How is this possible to convert a long string to a number with less characters?
I'm going to write a program (function) that can convert a long string to a number. For this, first I convert each character (letter) to a number; like a=0.01, b=0.02, c=0.03
... . then for example I have:
abc // I don't want to return 0.010.020.03 (because it is false in mathematic and the returned number length is more than the string length!), I want to have a certain number that just belong to this characters (abc) combination and be less than the length of string. For example for this return 54 (just for example)
For example I can combine (+) these numbers but there are many problems with this way, and no I will have problem with combinations. Like abc will be (0.01+0.02+0.03)=>0.06
, but again bca, cba, bac,... (all combinations) will have same value (0.06)
Any suggestion or help about how is this possible?
Solution 1:
I believe that this question must be asked in Computer Science Stack Exchange.
If the conversion is one-way, I mean you don't need to get the string from the number (the reason might be storing both the string and the number in database) then you can use hash codes that is available in every programming language.
You can also convert the string to hexadecimal decode, For example the hexdec() function in PHP does this, or pack/unpack also does the same (this is a two-way solution).
But in theory, if there is a sequence of numbers, $[a_1,a_2, ... , a_n ]$ the following formula always generates a unique number for that sequence (Note, it is not a set it is a sequence) :
$$\prod_{i=1}^{n}{p_i}^{a_i}$$
where the $p_i$ is the $i$-th prime number.
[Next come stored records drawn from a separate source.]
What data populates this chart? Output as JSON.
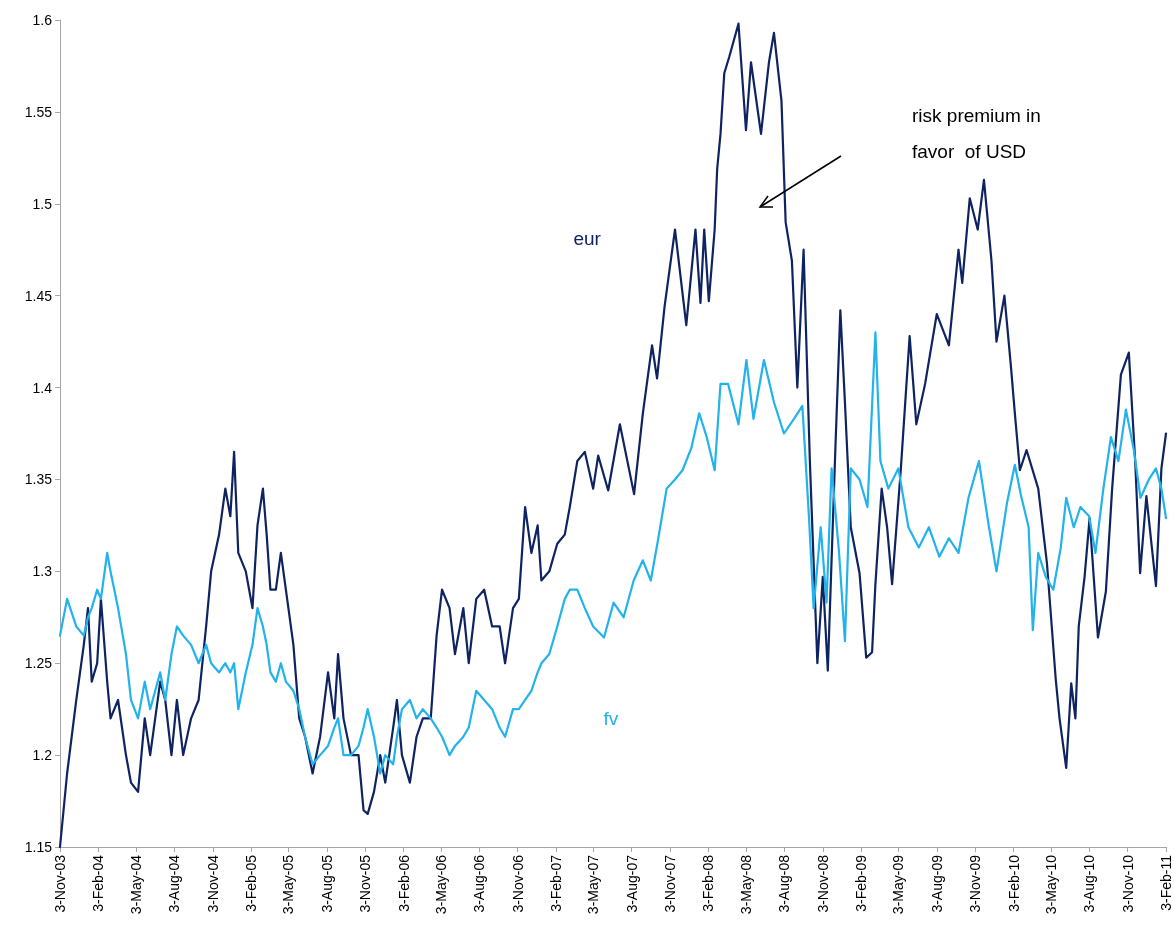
{
  "chart_data": {
    "type": "line",
    "marker": "none",
    "line_style": "solid",
    "grid": false,
    "legend": false,
    "annotations": [
      "risk premium in\nfavor  of USD"
    ],
    "xlim": [
      "2003-11-03",
      "2011-02-03"
    ],
    "xticks": [
      {
        "value": "2003-11-03",
        "label": "3-Nov-03"
      },
      {
        "value": "2004-02-03",
        "label": "3-Feb-04"
      },
      {
        "value": "2004-05-03",
        "label": "3-May-04"
      },
      {
        "value": "2004-08-03",
        "label": "3-Aug-04"
      },
      {
        "value": "2004-11-03",
        "label": "3-Nov-04"
      },
      {
        "value": "2005-02-03",
        "label": "3-Feb-05"
      },
      {
        "value": "2005-05-03",
        "label": "3-May-05"
      },
      {
        "value": "2005-08-03",
        "label": "3-Aug-05"
      },
      {
        "value": "2005-11-03",
        "label": "3-Nov-05"
      },
      {
        "value": "2006-02-03",
        "label": "3-Feb-06"
      },
      {
        "value": "2006-05-03",
        "label": "3-May-06"
      },
      {
        "value": "2006-08-03",
        "label": "3-Aug-06"
      },
      {
        "value": "2006-11-03",
        "label": "3-Nov-06"
      },
      {
        "value": "2007-02-03",
        "label": "3-Feb-07"
      },
      {
        "value": "2007-05-03",
        "label": "3-May-07"
      },
      {
        "value": "2007-08-03",
        "label": "3-Aug-07"
      },
      {
        "value": "2007-11-03",
        "label": "3-Nov-07"
      },
      {
        "value": "2008-02-03",
        "label": "3-Feb-08"
      },
      {
        "value": "2008-05-03",
        "label": "3-May-08"
      },
      {
        "value": "2008-08-03",
        "label": "3-Aug-08"
      },
      {
        "value": "2008-11-03",
        "label": "3-Nov-08"
      },
      {
        "value": "2009-02-03",
        "label": "3-Feb-09"
      },
      {
        "value": "2009-05-03",
        "label": "3-May-09"
      },
      {
        "value": "2009-08-03",
        "label": "3-Aug-09"
      },
      {
        "value": "2009-11-03",
        "label": "3-Nov-09"
      },
      {
        "value": "2010-02-03",
        "label": "3-Feb-10"
      },
      {
        "value": "2010-05-03",
        "label": "3-May-10"
      },
      {
        "value": "2010-08-03",
        "label": "3-Aug-10"
      },
      {
        "value": "2010-11-03",
        "label": "3-Nov-10"
      },
      {
        "value": "2011-02-03",
        "label": "3-Feb-11"
      }
    ],
    "ylim": [
      1.15,
      1.6
    ],
    "yticks": [
      1.15,
      1.2,
      1.25,
      1.3,
      1.35,
      1.4,
      1.45,
      1.5,
      1.55,
      1.6
    ],
    "series": [
      {
        "name": "eur",
        "color": "#0e2361",
        "x": [
          "2003-11-03",
          "2003-11-20",
          "2003-12-12",
          "2003-12-30",
          "2004-01-09",
          "2004-01-18",
          "2004-01-31",
          "2004-02-09",
          "2004-02-24",
          "2004-03-03",
          "2004-03-21",
          "2004-04-09",
          "2004-04-21",
          "2004-05-08",
          "2004-05-24",
          "2004-06-06",
          "2004-06-30",
          "2004-07-12",
          "2004-07-27",
          "2004-08-09",
          "2004-08-24",
          "2004-09-12",
          "2004-09-30",
          "2004-10-18",
          "2004-10-30",
          "2004-11-18",
          "2004-12-03",
          "2004-12-15",
          "2004-12-24",
          "2005-01-03",
          "2005-01-21",
          "2005-02-06",
          "2005-02-18",
          "2005-03-03",
          "2005-03-12",
          "2005-03-21",
          "2005-04-03",
          "2005-04-15",
          "2005-04-27",
          "2005-05-15",
          "2005-05-29",
          "2005-06-12",
          "2005-06-30",
          "2005-07-18",
          "2005-08-06",
          "2005-08-21",
          "2005-08-30",
          "2005-09-12",
          "2005-09-30",
          "2005-10-18",
          "2005-10-30",
          "2005-11-09",
          "2005-11-24",
          "2005-12-09",
          "2005-12-21",
          "2006-01-09",
          "2006-01-18",
          "2006-01-30",
          "2006-02-18",
          "2006-03-06",
          "2006-03-21",
          "2006-04-09",
          "2006-04-23",
          "2006-05-06",
          "2006-05-24",
          "2006-06-06",
          "2006-06-26",
          "2006-07-09",
          "2006-07-27",
          "2006-08-15",
          "2006-09-03",
          "2006-09-21",
          "2006-10-04",
          "2006-10-23",
          "2006-11-06",
          "2006-11-21",
          "2006-12-06",
          "2006-12-21",
          "2006-12-30",
          "2007-01-18",
          "2007-02-06",
          "2007-02-24",
          "2007-03-08",
          "2007-03-26",
          "2007-04-13",
          "2007-05-03",
          "2007-05-15",
          "2007-06-08",
          "2007-07-06",
          "2007-08-09",
          "2007-08-30",
          "2007-09-21",
          "2007-10-03",
          "2007-10-21",
          "2007-11-15",
          "2007-12-12",
          "2008-01-03",
          "2008-01-15",
          "2008-01-24",
          "2008-02-04",
          "2008-02-18",
          "2008-02-24",
          "2008-03-03",
          "2008-03-12",
          "2008-03-24",
          "2008-04-15",
          "2008-05-03",
          "2008-05-15",
          "2008-06-08",
          "2008-06-27",
          "2008-07-09",
          "2008-07-27",
          "2008-08-06",
          "2008-08-21",
          "2008-09-03",
          "2008-09-18",
          "2008-10-03",
          "2008-10-21",
          "2008-11-03",
          "2008-11-15",
          "2008-11-24",
          "2008-12-03",
          "2008-12-15",
          "2008-12-26",
          "2009-01-09",
          "2009-01-30",
          "2009-02-15",
          "2009-03-01",
          "2009-03-09",
          "2009-03-24",
          "2009-04-06",
          "2009-04-18",
          "2009-05-09",
          "2009-05-30",
          "2009-06-15",
          "2009-07-06",
          "2009-08-03",
          "2009-09-01",
          "2009-09-24",
          "2009-10-03",
          "2009-10-21",
          "2009-11-09",
          "2009-11-24",
          "2009-12-12",
          "2009-12-24",
          "2010-01-12",
          "2010-01-27",
          "2010-02-06",
          "2010-02-18",
          "2010-03-06",
          "2010-04-03",
          "2010-04-24",
          "2010-05-15",
          "2010-05-24",
          "2010-06-09",
          "2010-06-21",
          "2010-07-01",
          "2010-07-09",
          "2010-07-23",
          "2010-08-04",
          "2010-08-24",
          "2010-09-12",
          "2010-09-27",
          "2010-10-18",
          "2010-11-06",
          "2010-11-21",
          "2010-12-03",
          "2010-12-18",
          "2011-01-10",
          "2011-01-23",
          "2011-02-03"
        ],
        "values": [
          1.15,
          1.19,
          1.23,
          1.26,
          1.28,
          1.24,
          1.25,
          1.285,
          1.24,
          1.22,
          1.23,
          1.2,
          1.185,
          1.18,
          1.22,
          1.2,
          1.24,
          1.23,
          1.2,
          1.23,
          1.2,
          1.22,
          1.23,
          1.27,
          1.3,
          1.32,
          1.345,
          1.33,
          1.365,
          1.31,
          1.3,
          1.28,
          1.325,
          1.345,
          1.32,
          1.29,
          1.29,
          1.31,
          1.29,
          1.26,
          1.22,
          1.21,
          1.19,
          1.21,
          1.245,
          1.22,
          1.255,
          1.22,
          1.2,
          1.2,
          1.17,
          1.168,
          1.18,
          1.2,
          1.185,
          1.215,
          1.23,
          1.2,
          1.185,
          1.21,
          1.22,
          1.22,
          1.265,
          1.29,
          1.28,
          1.255,
          1.28,
          1.25,
          1.285,
          1.29,
          1.27,
          1.27,
          1.25,
          1.28,
          1.285,
          1.335,
          1.31,
          1.325,
          1.295,
          1.3,
          1.315,
          1.32,
          1.335,
          1.36,
          1.365,
          1.345,
          1.363,
          1.344,
          1.38,
          1.342,
          1.386,
          1.423,
          1.405,
          1.444,
          1.486,
          1.434,
          1.486,
          1.446,
          1.486,
          1.447,
          1.486,
          1.519,
          1.538,
          1.571,
          1.58,
          1.598,
          1.54,
          1.577,
          1.538,
          1.577,
          1.593,
          1.556,
          1.49,
          1.469,
          1.4,
          1.475,
          1.36,
          1.25,
          1.297,
          1.246,
          1.306,
          1.366,
          1.442,
          1.392,
          1.324,
          1.299,
          1.253,
          1.256,
          1.293,
          1.345,
          1.324,
          1.293,
          1.356,
          1.428,
          1.38,
          1.402,
          1.44,
          1.423,
          1.475,
          1.457,
          1.503,
          1.486,
          1.513,
          1.469,
          1.425,
          1.45,
          1.413,
          1.386,
          1.355,
          1.366,
          1.345,
          1.304,
          1.241,
          1.22,
          1.193,
          1.239,
          1.22,
          1.27,
          1.297,
          1.329,
          1.264,
          1.289,
          1.345,
          1.407,
          1.419,
          1.361,
          1.299,
          1.341,
          1.292,
          1.356,
          1.375
        ]
      },
      {
        "name": "fv",
        "color": "#22b2ec",
        "x": [
          "2003-11-03",
          "2003-11-20",
          "2003-12-12",
          "2003-12-30",
          "2004-01-09",
          "2004-01-18",
          "2004-01-31",
          "2004-02-09",
          "2004-02-24",
          "2004-03-03",
          "2004-03-21",
          "2004-04-09",
          "2004-04-21",
          "2004-05-08",
          "2004-05-24",
          "2004-06-06",
          "2004-06-30",
          "2004-07-12",
          "2004-07-27",
          "2004-08-09",
          "2004-08-24",
          "2004-09-12",
          "2004-09-30",
          "2004-10-18",
          "2004-10-30",
          "2004-11-18",
          "2004-12-03",
          "2004-12-15",
          "2004-12-24",
          "2005-01-03",
          "2005-01-21",
          "2005-02-06",
          "2005-02-18",
          "2005-03-03",
          "2005-03-12",
          "2005-03-21",
          "2005-04-03",
          "2005-04-15",
          "2005-04-27",
          "2005-05-15",
          "2005-05-29",
          "2005-06-12",
          "2005-06-30",
          "2005-07-18",
          "2005-08-06",
          "2005-08-21",
          "2005-08-30",
          "2005-09-12",
          "2005-09-30",
          "2005-10-18",
          "2005-10-30",
          "2005-11-09",
          "2005-11-24",
          "2005-12-09",
          "2005-12-21",
          "2006-01-09",
          "2006-01-18",
          "2006-01-30",
          "2006-02-18",
          "2006-03-06",
          "2006-03-21",
          "2006-04-09",
          "2006-04-23",
          "2006-05-06",
          "2006-05-24",
          "2006-06-06",
          "2006-06-26",
          "2006-07-09",
          "2006-07-27",
          "2006-08-15",
          "2006-09-03",
          "2006-09-21",
          "2006-10-04",
          "2006-10-23",
          "2006-11-06",
          "2006-11-21",
          "2006-12-06",
          "2006-12-21",
          "2006-12-30",
          "2007-01-18",
          "2007-02-06",
          "2007-02-24",
          "2007-03-08",
          "2007-03-26",
          "2007-04-13",
          "2007-05-03",
          "2007-05-29",
          "2007-06-21",
          "2007-07-15",
          "2007-08-08",
          "2007-08-30",
          "2007-09-18",
          "2007-10-06",
          "2007-10-26",
          "2007-11-15",
          "2007-12-03",
          "2007-12-24",
          "2008-01-12",
          "2008-01-30",
          "2008-02-18",
          "2008-03-03",
          "2008-03-21",
          "2008-04-15",
          "2008-05-04",
          "2008-05-21",
          "2008-06-15",
          "2008-07-09",
          "2008-08-02",
          "2008-08-26",
          "2008-09-15",
          "2008-10-01",
          "2008-10-12",
          "2008-10-29",
          "2008-11-12",
          "2008-11-24",
          "2008-12-12",
          "2008-12-26",
          "2009-01-09",
          "2009-01-30",
          "2009-02-18",
          "2009-03-09",
          "2009-03-21",
          "2009-04-09",
          "2009-05-03",
          "2009-05-27",
          "2009-06-21",
          "2009-07-15",
          "2009-08-09",
          "2009-09-01",
          "2009-09-24",
          "2009-10-18",
          "2009-11-12",
          "2009-12-06",
          "2009-12-24",
          "2010-01-18",
          "2010-02-06",
          "2010-02-21",
          "2010-03-11",
          "2010-03-21",
          "2010-04-03",
          "2010-04-21",
          "2010-05-09",
          "2010-05-27",
          "2010-06-09",
          "2010-06-27",
          "2010-07-13",
          "2010-08-03",
          "2010-08-18",
          "2010-09-06",
          "2010-09-24",
          "2010-10-12",
          "2010-10-30",
          "2010-11-18",
          "2010-12-04",
          "2010-12-24",
          "2011-01-10",
          "2011-01-23",
          "2011-02-03"
        ],
        "values": [
          1.265,
          1.285,
          1.27,
          1.265,
          1.275,
          1.28,
          1.29,
          1.285,
          1.31,
          1.3,
          1.28,
          1.255,
          1.23,
          1.22,
          1.24,
          1.225,
          1.245,
          1.23,
          1.255,
          1.27,
          1.265,
          1.26,
          1.25,
          1.26,
          1.25,
          1.245,
          1.25,
          1.245,
          1.25,
          1.225,
          1.245,
          1.26,
          1.28,
          1.27,
          1.26,
          1.245,
          1.24,
          1.25,
          1.24,
          1.235,
          1.225,
          1.21,
          1.195,
          1.2,
          1.205,
          1.215,
          1.22,
          1.2,
          1.2,
          1.205,
          1.215,
          1.225,
          1.21,
          1.19,
          1.2,
          1.195,
          1.21,
          1.225,
          1.23,
          1.22,
          1.225,
          1.22,
          1.215,
          1.21,
          1.2,
          1.205,
          1.21,
          1.215,
          1.235,
          1.23,
          1.225,
          1.215,
          1.21,
          1.225,
          1.225,
          1.23,
          1.235,
          1.245,
          1.25,
          1.255,
          1.27,
          1.285,
          1.29,
          1.29,
          1.28,
          1.27,
          1.264,
          1.283,
          1.275,
          1.295,
          1.306,
          1.295,
          1.318,
          1.345,
          1.35,
          1.355,
          1.367,
          1.386,
          1.373,
          1.355,
          1.402,
          1.402,
          1.38,
          1.415,
          1.383,
          1.415,
          1.392,
          1.375,
          1.383,
          1.39,
          1.329,
          1.28,
          1.324,
          1.283,
          1.356,
          1.31,
          1.262,
          1.356,
          1.35,
          1.335,
          1.43,
          1.36,
          1.345,
          1.356,
          1.324,
          1.313,
          1.324,
          1.308,
          1.318,
          1.31,
          1.34,
          1.36,
          1.324,
          1.3,
          1.337,
          1.358,
          1.341,
          1.324,
          1.268,
          1.31,
          1.297,
          1.29,
          1.313,
          1.34,
          1.324,
          1.335,
          1.33,
          1.31,
          1.345,
          1.373,
          1.36,
          1.388,
          1.366,
          1.34,
          1.35,
          1.356,
          1.345,
          1.329
        ]
      }
    ]
  }
}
For example for $[2,4,7]$ it will be $2^2 \times 3^4 \times 5^7$ and by dividing the result to each prime number you can get the power number.
Update
I guess the Huffman coding or Prefix code is also useful to convert string to a binary then convert the binary to decimal number.
Solution 2:
If the alphabet consists of $m$ characters, then there are $m^n$ possible strings of length $n$. If you want to map each such string to a different nonnegative integer, then there are $m^n$ possible integers. If $m > 10$, some of those integers will have length greater than $n$.
Solution 3:
It is impossible to device a method for doing this that works for ALL strings.
Proof. If $\phi$ is such a method, then your requirement means that $\phi(s)$ is a string shorter than $s$ for all inputs $s$. So, by applying it recursively, we see that for enough many repetitions $\phi(\phi(\cdots(s))\cdots)$ is a string with length 1 bit. Congratulations! You have compressed an unabridged version of collected works of Shakespeare to a single bit.
The methods for compressing data used in practice work, because the inputs TYPICALLY given to them can be compressed by a function that EXPANDS (the more common) atypical inputs. The average length of a random string cannot decrease as per the argument from Robert Israel's answer.